The Memorandum of Understanding was supposedly a meeting of the middle hasn’t been honored by China — at all. And US investors have been badly burned.

Why should China’s companies get easier access to our markets than American firms?

The Republican Senate is pushing a bill to fix a problem hanging over our heads from the Obama years.

The Senate has passed a bipartisan measure that could prevent several Chinese companies from participating on the U.S. stock exchanges if they fail to amend their standards in accordance with U.S. audits and regulations.

The legislation, which was passed Wednesday by unanimous consent, was championed by Sen. John Kennedy, a Louisiana Republican, and Sen. Chris Van Hollen, a Maryland Democrat. The bill, if signed into law, would require public companies to disclose whether they are owned or controlled in any capacity by a foreign government.

The bill, titled the Holding Foreign Companies Accountable Act, would bar companies from being listed on any U.S. securities exchange if they have failed to meet the U.S. Public Company Accounting Oversight Board’s audits for several years in a row.

On John Solomon’s recent podcast, Former Reagan advisor Roger Robinson claimed that China had played Obama and Biden ‘like a Stradivarius.’
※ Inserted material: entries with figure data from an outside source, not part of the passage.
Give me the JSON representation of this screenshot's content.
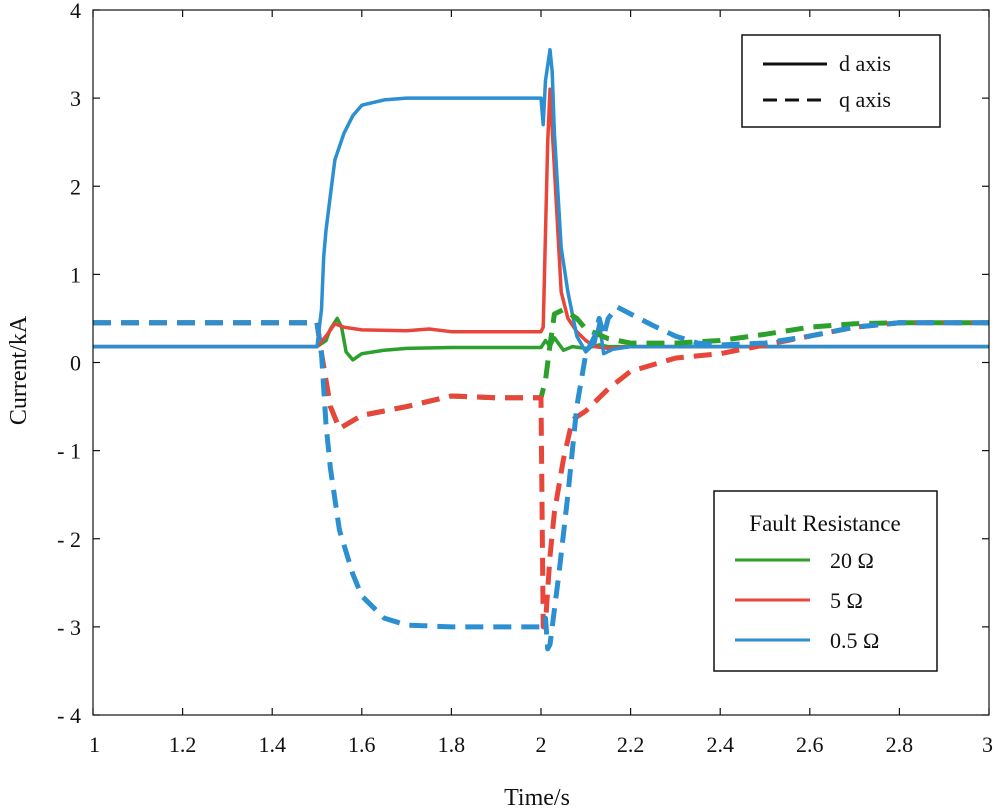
{
  "chart_data": {
    "type": "line",
    "xlabel": "Time/s",
    "ylabel": "Current/kA",
    "xlim": [
      1,
      3
    ],
    "ylim": [
      -4,
      4
    ],
    "xticks": [
      1,
      1.2,
      1.4,
      1.6,
      1.8,
      2,
      2.2,
      2.4,
      2.6,
      2.8,
      3
    ],
    "xtick_labels": [
      "1",
      "1.2",
      "1.4",
      "1.6",
      "1.8",
      "2",
      "2.2",
      "2.4",
      "2.6",
      "2.8",
      "3"
    ],
    "yticks": [
      4,
      3,
      2,
      1,
      0,
      -1,
      -2,
      -3,
      -4
    ],
    "ytick_labels": [
      "4",
      "3",
      "2",
      "1",
      "0",
      "- 1",
      "- 2",
      "- 3",
      "- 4"
    ],
    "grid": false,
    "legend_style": {
      "placement": "top-right",
      "entries": [
        {
          "label": "d axis",
          "dash": "solid"
        },
        {
          "label": "q axis",
          "dash": "dashed"
        }
      ]
    },
    "legend_resistance": {
      "placement": "bottom-right",
      "title": "Fault Resistance",
      "entries": [
        {
          "label": "20 Ω",
          "color": "#2ca02c"
        },
        {
          "label": "5 Ω",
          "color": "#e8463a"
        },
        {
          "label": "0.5 Ω",
          "color": "#2b8fd1"
        }
      ]
    },
    "series": [
      {
        "component": "d axis",
        "resistance": "20 Ω",
        "color": "#2ca02c",
        "dash": "solid",
        "x": [
          1.0,
          1.5,
          1.52,
          1.53,
          1.545,
          1.555,
          1.565,
          1.58,
          1.6,
          1.65,
          1.7,
          1.8,
          1.9,
          2.0,
          2.01,
          2.02,
          2.03,
          2.05,
          2.07,
          2.1,
          2.13,
          2.15,
          2.2,
          2.3,
          3.0
        ],
        "y": [
          0.18,
          0.18,
          0.25,
          0.38,
          0.5,
          0.4,
          0.12,
          0.03,
          0.1,
          0.14,
          0.16,
          0.17,
          0.17,
          0.17,
          0.25,
          0.18,
          0.28,
          0.14,
          0.18,
          0.16,
          0.2,
          0.18,
          0.18,
          0.18,
          0.18
        ]
      },
      {
        "component": "d axis",
        "resistance": "5 Ω",
        "color": "#e8463a",
        "dash": "solid",
        "x": [
          1.0,
          1.5,
          1.52,
          1.54,
          1.56,
          1.6,
          1.7,
          1.75,
          1.8,
          1.9,
          2.0,
          2.005,
          2.015,
          2.02,
          2.03,
          2.045,
          2.06,
          2.08,
          2.1,
          2.12,
          2.15,
          2.2,
          2.3,
          3.0
        ],
        "y": [
          0.18,
          0.18,
          0.3,
          0.44,
          0.4,
          0.37,
          0.36,
          0.38,
          0.35,
          0.35,
          0.35,
          0.4,
          2.5,
          3.1,
          2.2,
          0.8,
          0.5,
          0.35,
          0.25,
          0.18,
          0.16,
          0.18,
          0.18,
          0.18
        ]
      },
      {
        "component": "d axis",
        "resistance": "0.5 Ω",
        "color": "#2b8fd1",
        "dash": "solid",
        "x": [
          1.0,
          1.5,
          1.51,
          1.515,
          1.52,
          1.53,
          1.54,
          1.56,
          1.58,
          1.6,
          1.65,
          1.7,
          1.8,
          1.9,
          2.0,
          2.005,
          2.01,
          2.02,
          2.025,
          2.03,
          2.045,
          2.06,
          2.08,
          2.1,
          2.12,
          2.13,
          2.14,
          2.16,
          2.2,
          2.3,
          3.0
        ],
        "y": [
          0.18,
          0.18,
          0.6,
          1.2,
          1.5,
          1.9,
          2.3,
          2.6,
          2.8,
          2.92,
          2.98,
          3.0,
          3.0,
          3.0,
          3.0,
          2.7,
          3.2,
          3.55,
          3.3,
          2.6,
          1.3,
          0.8,
          0.3,
          0.12,
          0.22,
          0.45,
          0.1,
          0.15,
          0.18,
          0.18,
          0.18
        ]
      },
      {
        "component": "q axis",
        "resistance": "20 Ω",
        "color": "#2ca02c",
        "dash": "dashed",
        "x": [
          1.0,
          1.5,
          1.51,
          1.53,
          1.55,
          1.6,
          1.7,
          1.8,
          1.9,
          2.0,
          2.01,
          2.02,
          2.03,
          2.05,
          2.08,
          2.1,
          2.15,
          2.2,
          2.3,
          2.4,
          2.5,
          2.6,
          2.7,
          2.8,
          3.0
        ],
        "y": [
          0.45,
          0.45,
          0.1,
          -0.5,
          -0.75,
          -0.6,
          -0.5,
          -0.38,
          -0.4,
          -0.4,
          -0.2,
          0.2,
          0.55,
          0.6,
          0.5,
          0.38,
          0.27,
          0.22,
          0.22,
          0.25,
          0.32,
          0.4,
          0.44,
          0.45,
          0.45
        ]
      },
      {
        "component": "q axis",
        "resistance": "5 Ω",
        "color": "#e8463a",
        "dash": "dashed",
        "x": [
          1.0,
          1.5,
          1.51,
          1.53,
          1.55,
          1.6,
          1.7,
          1.8,
          1.9,
          2.0,
          2.005,
          2.01,
          2.02,
          2.03,
          2.05,
          2.07,
          2.1,
          2.15,
          2.2,
          2.3,
          2.4,
          2.5,
          2.6,
          2.7,
          2.8,
          3.0
        ],
        "y": [
          0.45,
          0.45,
          0.1,
          -0.5,
          -0.75,
          -0.6,
          -0.5,
          -0.38,
          -0.4,
          -0.4,
          -3.0,
          -2.95,
          -2.2,
          -1.7,
          -1.1,
          -0.65,
          -0.55,
          -0.3,
          -0.1,
          0.05,
          0.1,
          0.2,
          0.3,
          0.4,
          0.45,
          0.45
        ]
      },
      {
        "component": "q axis",
        "resistance": "0.5 Ω",
        "color": "#2b8fd1",
        "dash": "dashed",
        "x": [
          1.0,
          1.5,
          1.51,
          1.52,
          1.53,
          1.55,
          1.58,
          1.6,
          1.65,
          1.7,
          1.8,
          1.9,
          2.0,
          2.01,
          2.015,
          2.02,
          2.04,
          2.06,
          2.08,
          2.1,
          2.12,
          2.13,
          2.14,
          2.15,
          2.17,
          2.2,
          2.25,
          2.3,
          2.35,
          2.4,
          2.5,
          2.6,
          2.7,
          2.8,
          3.0
        ],
        "y": [
          0.45,
          0.45,
          0.1,
          -0.7,
          -1.2,
          -1.9,
          -2.4,
          -2.65,
          -2.9,
          -2.98,
          -3.0,
          -3.0,
          -3.0,
          -2.9,
          -3.25,
          -3.2,
          -2.4,
          -1.5,
          -0.5,
          0.1,
          0.3,
          0.5,
          0.3,
          0.5,
          0.63,
          0.55,
          0.42,
          0.3,
          0.22,
          0.2,
          0.22,
          0.3,
          0.4,
          0.45,
          0.45
        ]
      }
    ]
  }
}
It might interest our readers to note that the Memorandum of Understanding happened the very same year that Biden’s son Hunter flew to China on Air Force 2 and scored that big deal with China’s investment people. That’s probably nothing, though, right?

Here’s the Memorandum of Understanding deal Solomon was talking about:

Since 2013, Chinese companies have been allowed to participate in U.S. stock and bond exchanges without having to fully comply with the same Sarbanes-Oxley Act accounting practices and risk disclosure required of American companies.

The concession was made in a little-noticed Memorandum of Understanding executed seven years ago by the Public Company Accounting Oversight Board (PCAOB), a nonprofit regulator empowered by the Sarbanes-Oxley law to ensure U.S. investors are protected from making bad investments because of faulty audits or financial information.

The agreement was reached in May 2013 after Chinese leaders pleaded for improved access to American capital markets in multiple meetings with then-Vice President Joe Biden, transcripts from the Obama administration’s archives show.

Now seven years later, the PCAOB and its parent Securities and Exchange Commission have allowed the agreement to continue despite their own warnings that China has not been complying with the MOU and has left global investors, including Americans, with potentially risky investments totaling as much as $1.9 trillion.

“We remain concerned about our lack of access in China,” the PCAOB said in a recent statement. “….Unfortunately, since signing the MOU in 2013, Chinese cooperation has not been sufficient for the PCAOB to obtain timely access to relevant documents and testimony necessary to carry out our mission consistent with the core principles identified above, nor have consultations undertaken through the MOU resulted in improvements.”

What does this mean for Americans?

It means that Chinese companies don’t face the same auditing and compliance hoops that American companies on the Stock Market have to jump through. While President Trump is cutting regulations for American businesses, The Obama/Biden administration cut regulations for Chinese companies.